Le ni-ni d'Emmanuel Macron c'est : ni social, ni démocrate ! Le macronisme est une mystification.

Présenté comme un « dynamiteur » E. Macron est surtout un dissimulateur.

Comme tous les illusionnistes, il a besoin de faire diversion pour réduire et détourner l'attention de l'opinion. C'est pour cela qu'il valorise les oppositions pour peu qu'elles soient radicales et si possible caricaturales parce qu'elles lui permettent de revêtir les habits de la modération.

Jupiter libéral versus Jupiter radical !

C'est le match qu'Emmanuel Macron installe, parce qu'il le sert. Chaque appel inopérant au "déferlement" ou à la "marée" lui permet de démontrer que depuis l'Olympe Jupiter domine les éléments.

Alors notre responsabilité est là.

Des millions de Français attendent une gauche capable non seulement de s'opposer, mais aussi de proposer une alternative crédible.

C'est ce que nous avons commencé à faire depuis un an avec les groupes parlementaires - merci Valérie, merci Patrick - en présentant nos contre-projets.

C'est ce que nous avons développé avec nos propositions de lois.

C'est le sens des chantiers que nous allons ouvrir au cours des trois prochaines années.

Pensons-nous y parvenir seuls ? Non !

La perspective de rassembler la gauche et les écologistes reste la nôtre.
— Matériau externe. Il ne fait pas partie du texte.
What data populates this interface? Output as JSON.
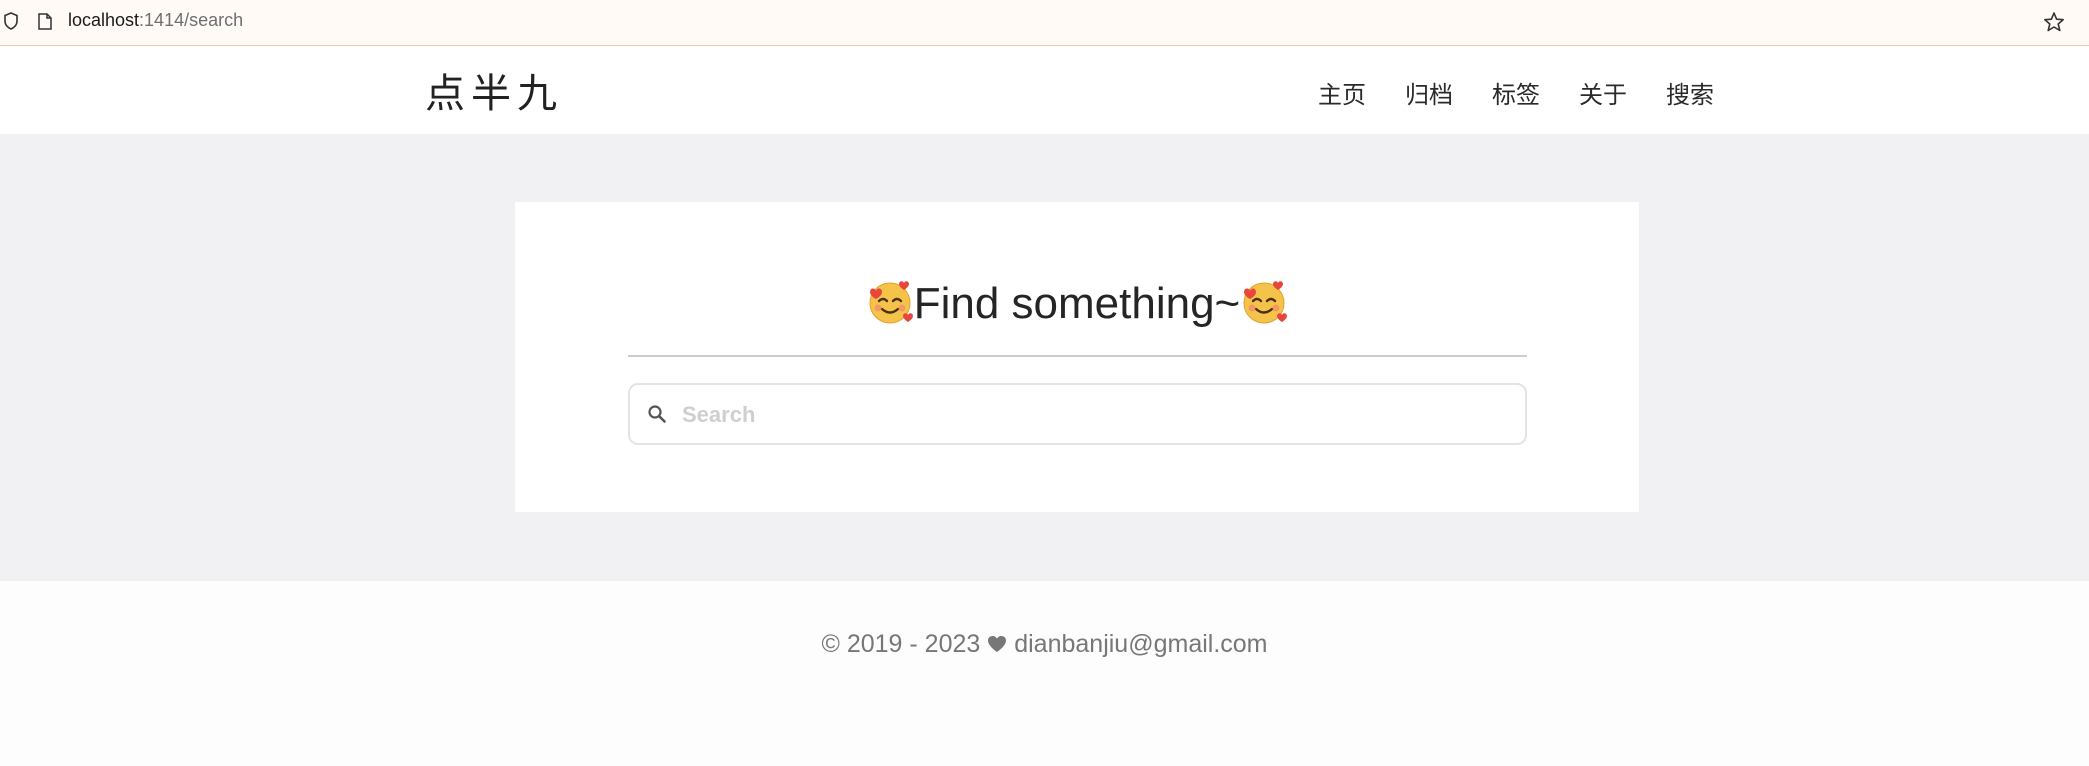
{
  "browser": {
    "url_host": "localhost",
    "url_path": ":1414/search"
  },
  "header": {
    "logo": "点半九",
    "nav": [
      {
        "label": "主页"
      },
      {
        "label": "归档"
      },
      {
        "label": "标签"
      },
      {
        "label": "关于"
      },
      {
        "label": "搜索"
      }
    ]
  },
  "main": {
    "title": "Find something~",
    "title_icon": "smiling-face-with-hearts-icon",
    "search": {
      "placeholder": "Search",
      "value": ""
    }
  },
  "footer": {
    "prefix": "© 2019 - 2023",
    "email": "dianbanjiu@gmail.com"
  },
  "colors": {
    "page_bg": "#f1f1f3",
    "card_bg": "#ffffff",
    "urlbar_bg": "#fffaf6",
    "face": "#f6c34a",
    "heart": "#e8453c"
  }
}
Mais cela ne se fera que sur les bases d'un réalisme assumé par tous.

Le courage, ce n'est pas simplement de s'opposer.

Ce n'est pas davantage de se présenter comme toujours plus radical.

Le courage c'est de revendiquer ce que l'on pourra tenir, quand tant d'autres se complaisent dans des discours sans lendemain parce que leur ambition est moins de faire que de dire.

Et puis enfin, le courage, quand on est de gauche, ce n’est pas d’enjamber les syndicats pour s’adresser au peuple sans autre intermédiaire que son corps tribunicien.

La gauche, son histoire et son apport, c’est le dialogue, c’est le débat et c’est le compromis dans l’intérêt général qui prépare le prochain combat, le prochain droit, le prochain progrès.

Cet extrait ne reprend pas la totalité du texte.